On a high dimensional field of the cost function, we drop numerous “balls,” but each ball has a “field of gravity” that intensifies as their cost function gets smaller. Each ball will share with other balls their position and strength of their “gravity.” I thought this way, instead of having just one explorer in the space of high dimensional fields, we can have multiple explorers that work with each other to find the lowest cost function! Not only that it’ll be able to thrive in plateaus as well.
Although it is quite abstract, I wanted to know what you guys think about this idea, whether you think it is worthy at all or not. Thank you for reading my thought.
Function minimization is a well-established field of study. Do you have a mathematical basis for the method you propose? How would it improve on the established methods?
It seems to me that rolling a ball on the cost surface is no different from how we are running gradient descent right now. In gradient descent, we compute the cost. With the ball, we compute its field of gravity. Both seem to require the same amount of computation.
Multiple balls mean running gradient descent on multiple networks each initialized to a different set of values
Communication between balls is interesting, but how it is going to help is not described. One thing for certain is that it is going to cost additional computational power.
In real world, gravity helps us find a lowest point and human doesn’t need to compute gravity ourselves. In computer world, gravity has to be computed by ourselves and that part is expensive.
In real world, gravity pull things around for us. In computer world, we decide how to move the ball. That decision consume computational power.
@Eugene_Ku, I am a Physics graduate so I have thought about the points that I share here, they led me to conclude that moving the concept of gravity to the computer world is going to be expensive and thus not necessarily helpful. We need more definitive evidence that it can save computational cost.
For the part of communicating between balls, I would like to hear more from you about how it is going to work and how it is going to help.
There is a similar idea called Bayesian Optimization (not a replacement for gradient descent though) which assumes a (e.g.) Gaussian process along each dimension of hyperparameters (not network’s trainable parameters thus not a replacement for gradient descent).
The idea is that it samples multiple points on the surface to get the surface’s heights at those points, then we assume the surface to be generable with a Gaussian process (constrained by sampled points) so that the generated surface is basically a smooth one (not necessarily the correct one, but we just somehow believe that the correct one should be smooth).
Then on the next round of sampling, we sample on the lowest points on that generated surface (such that we are not making small steps, but big jumps). As we collect more samples, we refine the generated surface.
In this way we are able to combine information brought to us by multiple samples (or balls in your idea). That combination is like your “communication”. However, the assumption that it is a guassian process is very critical , and it is unlikely for a neural network to have a cost surface similarly smooth everywhere. Therefore, blindly applying it to your idea might not be a smart move.

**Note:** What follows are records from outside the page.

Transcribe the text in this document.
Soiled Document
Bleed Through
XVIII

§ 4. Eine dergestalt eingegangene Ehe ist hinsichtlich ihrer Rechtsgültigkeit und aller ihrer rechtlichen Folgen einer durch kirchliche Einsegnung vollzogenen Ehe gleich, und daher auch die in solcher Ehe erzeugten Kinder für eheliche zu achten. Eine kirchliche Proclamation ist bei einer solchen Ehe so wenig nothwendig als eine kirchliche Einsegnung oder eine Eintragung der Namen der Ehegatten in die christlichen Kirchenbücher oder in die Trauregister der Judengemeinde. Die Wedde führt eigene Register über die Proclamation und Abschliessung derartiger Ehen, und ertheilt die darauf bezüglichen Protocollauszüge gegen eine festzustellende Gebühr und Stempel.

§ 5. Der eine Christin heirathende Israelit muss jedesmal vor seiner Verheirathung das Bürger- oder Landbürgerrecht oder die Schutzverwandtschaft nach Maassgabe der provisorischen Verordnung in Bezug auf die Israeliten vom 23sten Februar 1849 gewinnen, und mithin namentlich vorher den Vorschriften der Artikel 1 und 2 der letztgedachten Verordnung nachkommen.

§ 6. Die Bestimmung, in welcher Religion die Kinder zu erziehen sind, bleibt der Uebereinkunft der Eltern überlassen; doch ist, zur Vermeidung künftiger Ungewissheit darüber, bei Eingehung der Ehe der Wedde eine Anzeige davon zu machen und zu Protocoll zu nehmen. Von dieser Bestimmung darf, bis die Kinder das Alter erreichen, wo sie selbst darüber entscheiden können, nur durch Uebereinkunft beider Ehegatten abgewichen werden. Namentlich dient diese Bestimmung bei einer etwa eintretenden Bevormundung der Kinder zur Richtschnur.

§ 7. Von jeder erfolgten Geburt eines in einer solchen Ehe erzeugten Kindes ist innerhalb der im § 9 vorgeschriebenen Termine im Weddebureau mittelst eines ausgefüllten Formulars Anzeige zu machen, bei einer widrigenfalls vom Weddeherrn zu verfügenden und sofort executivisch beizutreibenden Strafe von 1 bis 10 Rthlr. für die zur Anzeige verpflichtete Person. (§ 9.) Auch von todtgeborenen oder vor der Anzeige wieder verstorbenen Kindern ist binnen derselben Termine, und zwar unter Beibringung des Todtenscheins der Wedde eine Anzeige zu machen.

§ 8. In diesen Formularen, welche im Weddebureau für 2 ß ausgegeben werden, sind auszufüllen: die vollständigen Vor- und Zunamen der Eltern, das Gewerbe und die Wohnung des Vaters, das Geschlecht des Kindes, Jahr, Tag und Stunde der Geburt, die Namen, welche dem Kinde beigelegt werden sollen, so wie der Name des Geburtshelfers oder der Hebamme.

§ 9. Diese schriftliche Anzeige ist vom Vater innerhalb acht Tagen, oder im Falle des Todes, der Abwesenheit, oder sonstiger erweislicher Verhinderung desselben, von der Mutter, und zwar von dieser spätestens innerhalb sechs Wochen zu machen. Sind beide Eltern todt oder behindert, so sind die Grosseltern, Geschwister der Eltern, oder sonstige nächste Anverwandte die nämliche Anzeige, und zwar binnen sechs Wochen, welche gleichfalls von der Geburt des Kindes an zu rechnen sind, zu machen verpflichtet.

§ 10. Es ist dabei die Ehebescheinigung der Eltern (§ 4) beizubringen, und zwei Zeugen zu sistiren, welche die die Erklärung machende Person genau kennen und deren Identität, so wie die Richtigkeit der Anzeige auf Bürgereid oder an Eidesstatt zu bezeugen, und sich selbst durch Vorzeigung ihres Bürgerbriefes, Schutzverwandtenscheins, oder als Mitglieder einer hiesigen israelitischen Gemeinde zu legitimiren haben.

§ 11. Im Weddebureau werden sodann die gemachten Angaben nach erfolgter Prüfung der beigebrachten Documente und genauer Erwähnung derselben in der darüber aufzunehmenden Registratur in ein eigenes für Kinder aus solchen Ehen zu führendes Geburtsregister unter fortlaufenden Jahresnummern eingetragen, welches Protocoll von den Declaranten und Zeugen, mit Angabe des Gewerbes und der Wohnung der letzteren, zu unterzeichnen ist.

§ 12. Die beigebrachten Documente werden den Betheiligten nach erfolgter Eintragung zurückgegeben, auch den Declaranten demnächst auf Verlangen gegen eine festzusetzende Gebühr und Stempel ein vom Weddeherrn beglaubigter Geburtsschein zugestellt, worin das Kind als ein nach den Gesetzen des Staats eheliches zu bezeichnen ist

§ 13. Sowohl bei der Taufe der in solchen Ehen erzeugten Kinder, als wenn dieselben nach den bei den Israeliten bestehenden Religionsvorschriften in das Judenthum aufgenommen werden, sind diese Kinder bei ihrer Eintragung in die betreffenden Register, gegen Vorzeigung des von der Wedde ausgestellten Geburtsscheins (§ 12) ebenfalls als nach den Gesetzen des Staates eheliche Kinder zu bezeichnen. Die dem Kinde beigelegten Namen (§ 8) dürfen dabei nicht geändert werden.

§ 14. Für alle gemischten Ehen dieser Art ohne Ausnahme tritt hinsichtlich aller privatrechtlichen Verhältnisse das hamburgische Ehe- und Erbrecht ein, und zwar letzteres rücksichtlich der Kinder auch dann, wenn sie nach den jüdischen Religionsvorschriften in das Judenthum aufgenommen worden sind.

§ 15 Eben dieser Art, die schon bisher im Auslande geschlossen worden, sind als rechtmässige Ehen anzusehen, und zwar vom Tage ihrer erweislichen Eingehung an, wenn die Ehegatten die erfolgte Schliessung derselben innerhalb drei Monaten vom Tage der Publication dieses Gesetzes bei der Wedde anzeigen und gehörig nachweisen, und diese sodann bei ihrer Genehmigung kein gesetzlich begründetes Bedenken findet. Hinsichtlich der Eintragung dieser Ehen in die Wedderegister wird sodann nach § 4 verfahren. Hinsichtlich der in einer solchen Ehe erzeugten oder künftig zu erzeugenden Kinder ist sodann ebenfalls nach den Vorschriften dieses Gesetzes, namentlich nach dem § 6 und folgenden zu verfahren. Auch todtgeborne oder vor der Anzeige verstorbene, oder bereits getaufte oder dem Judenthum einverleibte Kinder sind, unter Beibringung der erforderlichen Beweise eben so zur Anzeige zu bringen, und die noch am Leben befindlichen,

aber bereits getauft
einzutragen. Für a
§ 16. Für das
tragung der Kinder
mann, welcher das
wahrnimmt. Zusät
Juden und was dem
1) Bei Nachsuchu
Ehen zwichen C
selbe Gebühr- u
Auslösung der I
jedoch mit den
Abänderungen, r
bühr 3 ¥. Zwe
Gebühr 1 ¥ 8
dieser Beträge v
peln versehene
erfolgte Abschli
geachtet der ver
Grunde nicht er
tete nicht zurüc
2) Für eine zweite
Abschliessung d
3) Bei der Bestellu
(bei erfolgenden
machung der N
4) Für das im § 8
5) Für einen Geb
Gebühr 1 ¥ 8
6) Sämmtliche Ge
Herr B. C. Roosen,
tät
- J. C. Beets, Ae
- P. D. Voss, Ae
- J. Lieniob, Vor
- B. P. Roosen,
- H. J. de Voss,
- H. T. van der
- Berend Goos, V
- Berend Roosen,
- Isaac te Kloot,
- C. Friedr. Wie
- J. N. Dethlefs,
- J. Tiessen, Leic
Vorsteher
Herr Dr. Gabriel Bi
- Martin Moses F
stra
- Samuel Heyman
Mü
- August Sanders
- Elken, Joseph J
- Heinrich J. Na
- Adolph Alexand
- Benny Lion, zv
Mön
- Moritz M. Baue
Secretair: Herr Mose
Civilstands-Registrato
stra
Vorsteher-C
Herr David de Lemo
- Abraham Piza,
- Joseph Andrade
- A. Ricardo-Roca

Hi @rmwkwok, thank you for your reply. I’m not sure if the computational cost will be that high as you described. But your arguments help me see how my idea is too baseless.
Well, my ideas were based on an my “theory” that between all of your weight initializations (of balls), there got to be a good minimum in between those values. Would the optimal weights possibly be outside of your initializing weights? Because based on my understanding, a good model has a low value of weights that is well distributed so that there wouldn’t be one weight that is out of the scope. If this is not true at all, then I guess my idea is completely useless. However, if the above condition is true (good optima exists between the range of your weight initialization), I think this is more natural way to optimize without the headache of scaling and diverging gradients.
However, I see that there a lot of works on optimization, and I’m completely blind to them. I’ll start reading couple of optimization papers and perhaps, come back to this idea. Please let me know if you have any papers you recommend, @TMosh
I say: “computing the cost at one set of weight values is equal to computing the gravity value at one set of weight values.” Agree?
What gradient descent requires us is to compute all the cost values along one path (from initial weights to final weights).
What the ball ideas might require (feel free to say otherwise) is to compute all cost values within the “range” covered by all the balls.
Considering the size between a path and a range, I think a path takes less computation.
You can argue that the more balls you have, the more likely the optimum is within the “range”, however, also that more balls are useless in defining the smallest range required.
I think it’s too early to say this. The most critical point here, I think, is not whether the balls can produce a “range” that covers the optimum in all dimensions. Instead, I think the critical point is how the balls are going to communicate with each other cleverly and make a difference.
I agree with you. Don’t be limited by my arguments - they are something for you to crash down. Maybe your idea’s initial cost is higher, but if it ends up less, it is still a win. Or maybe you can refine it such that the cost is lower at all time. Who knows?